NDX’s underperformance vs. the S&P 500 was driven by its overweight exposure in the Technology sector. The index’s lack of exposure in the Financials sector also added to the underperformance. Underweight exposure and differentiated holdings to the Industrials sector was the third detractor from relative performance vs. the S&P 500. The Communication Services sector contributed the most to relative performance and was driven by its overweight exposure and differentiated holdings. Differentiated holdings in the Basic Materials sector also contributed to relative performance to the S&P 500. These were the only two sector exposure in NDX that contributed to relative performance vs. the S&P 500.
NDX Contributor/Detractor Spotlight: Tesla: Tesla announced earnings on the 23rd and was not received well. The EV maker missed on adjusted earnings-per-share (EPS) which came in at $0.52 vs. the estimate of $0.60. The miss was driven by lower-than-expected vehicles sold. It was expected that 444.12k vehicles would be sold but results showed 443.96k. Higher-than-expected operating expenses also contributed to the miss. Elon Musk announced the unveiling of Tesla’s robotaxi would be delayed from August 8th to October 10th, which also added to the negative tone of the announcement. Although Tesla’s stock fell over 12% the day after the announcement, it was up for the month of July over 17%.

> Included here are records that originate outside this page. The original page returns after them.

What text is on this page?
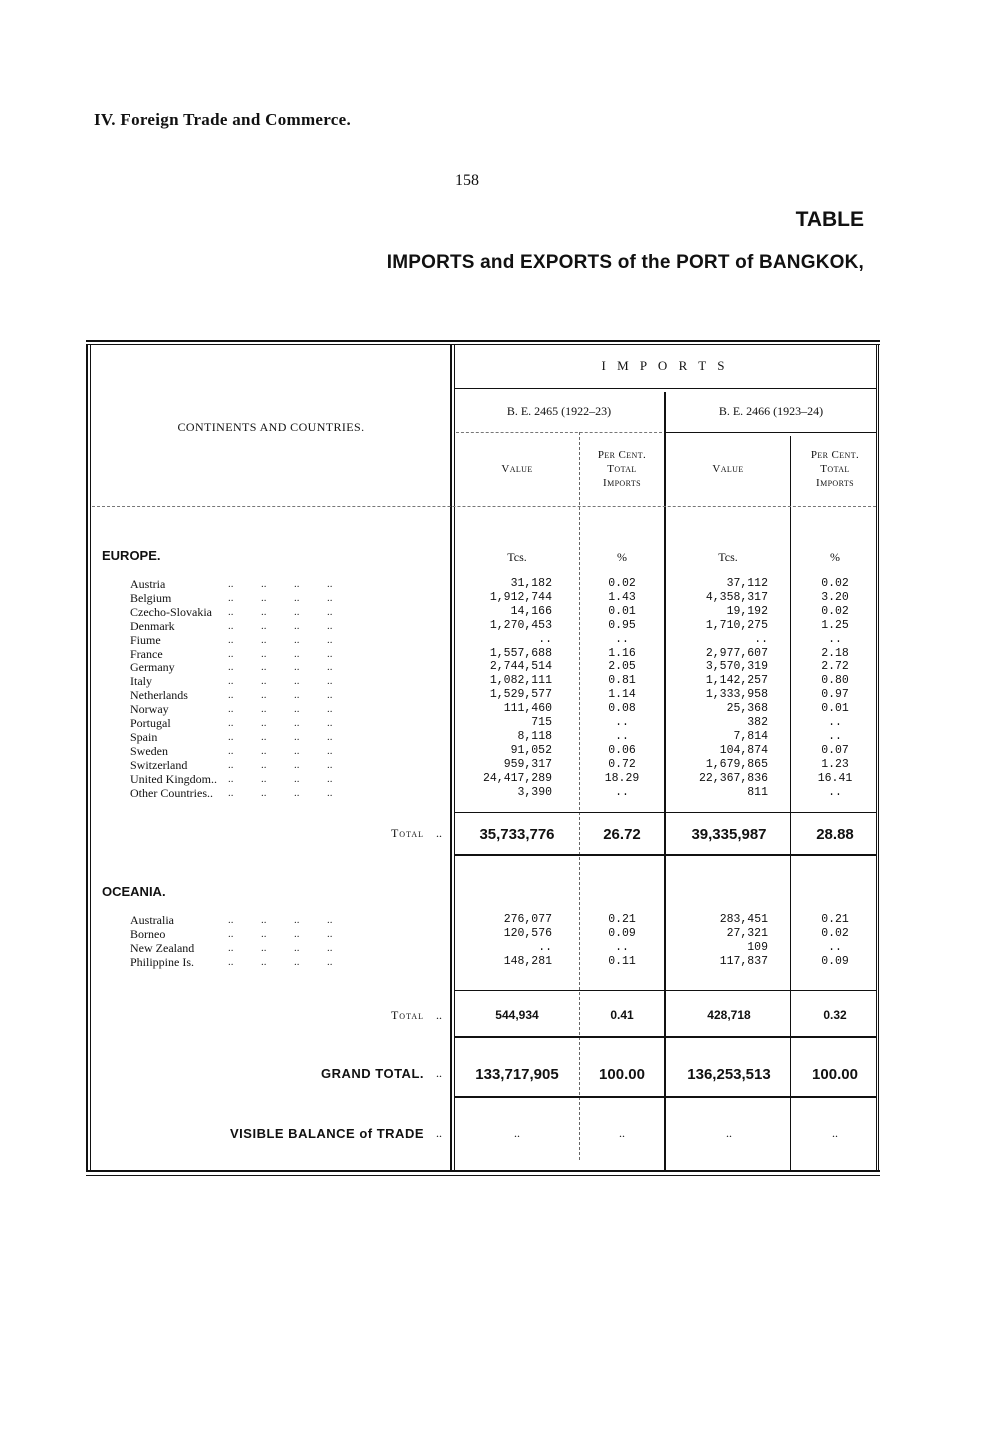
IV. Foreign Trade and Commerce.
158
TABLE
IMPORTS and EXPORTS of the PORT of BANGKOK,
I M P O R T S
B. E. 2465 (1922–23)	B. E. 2466 (1923–24)
CONTINENTS AND COUNTRIES.
Value
Per Cent.
Total
Imports
Value
Per Cent.
Total
Imports
Tcs.	%	Tcs.	%
EUROPE.
OCEANIA.
..          ..          ..          ..
Austria	31,182	0.02	37,112	0.02
..          ..          ..          ..
Belgium	1,912,744	1.43	4,358,317	3.20
..          ..          ..          ..
Czecho-Slovakia	14,166	0.01	19,192	0.02
..          ..          ..          ..
Denmark	1,270,453	0.95	1,710,275	1.25
..          ..          ..          ..
Fiume	..	..	..	..
..          ..          ..          ..
France	1,557,688	1.16	2,977,607	2.18
..          ..          ..          ..
Germany	2,744,514	2.05	3,570,319	2.72
..          ..          ..          ..
Italy	1,082,111	0.81	1,142,257	0.80
..          ..          ..          ..
Netherlands	1,529,577	1.14	1,333,958	0.97
..          ..          ..          ..
Norway	111,460	0.08	25,368	0.01
..          ..          ..          ..
Portugal	715	..	382	..
..          ..          ..          ..
Spain	8,118	..	7,814	..
..          ..          ..          ..
Sweden	91,052	0.06	104,874	0.07
..          ..          ..          ..
Switzerland	959,317	0.72	1,679,865	1.23
..          ..          ..          ..
United Kingdom..	24,417,289	18.29	22,367,836	16.41
..          ..          ..          ..
Other Countries..	3,390	..	811	..
..          ..          ..          ..
Australia	276,077	0.21	283,451	0.21
..          ..          ..          ..
Borneo	120,576	0.09	27,321	0.02
..          ..          ..          ..
New Zealand	..	..	109	..
..          ..          ..          ..
Philippine Is.	148,281	0.11	117,837	0.09
Total ..	35,733,776	26.72	39,335,987	28.88
Total ..	544,934	0.41	428,718	0.32
GRAND TOTAL. ..	133,717,905	100.00	136,253,513	100.00
VISIBLE BALANCE of TRADE ..	..	..	..	..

Data: Invesco, FactSet, as of 31 July 2024 Data in USD. Sectors: ICB Classification. All figures in percentage terms. Market allocation effect shows the excess contribution due to sector/market allocation. A positive allocation effect implies that the choice of sector weights in the portfolio added value to the portfolio contribution with respect to the benchmark and vice versa. Selection effect shows the excess contribution due to security selection. A positive selection effect implies that the choice of stocks in the portfolio added value to the portfolio contribution with respect to the benchmark and vice versa. Total effect is the difference in contribution between the benchmark and portfolio.

Source: Bloomberg, as of 31 July 2024. Past performance does not predict future returns. Top and bottom performers for the month by relative performance. Holdings are subject to change and are not buy/sell recommendations

Data: Invesco, Bloomberg, as of 31 July 2024. Data in USD.
Investment Risks
The value of investments and any income will fluctuate (this may partly be the result of exchange rate fluctuations) and investors may not get back the full amount invested.
Investments focused in a particular sector, such as technology, are subject to greater risk, and are more greatly impacted by market volatility, than more diversified investments.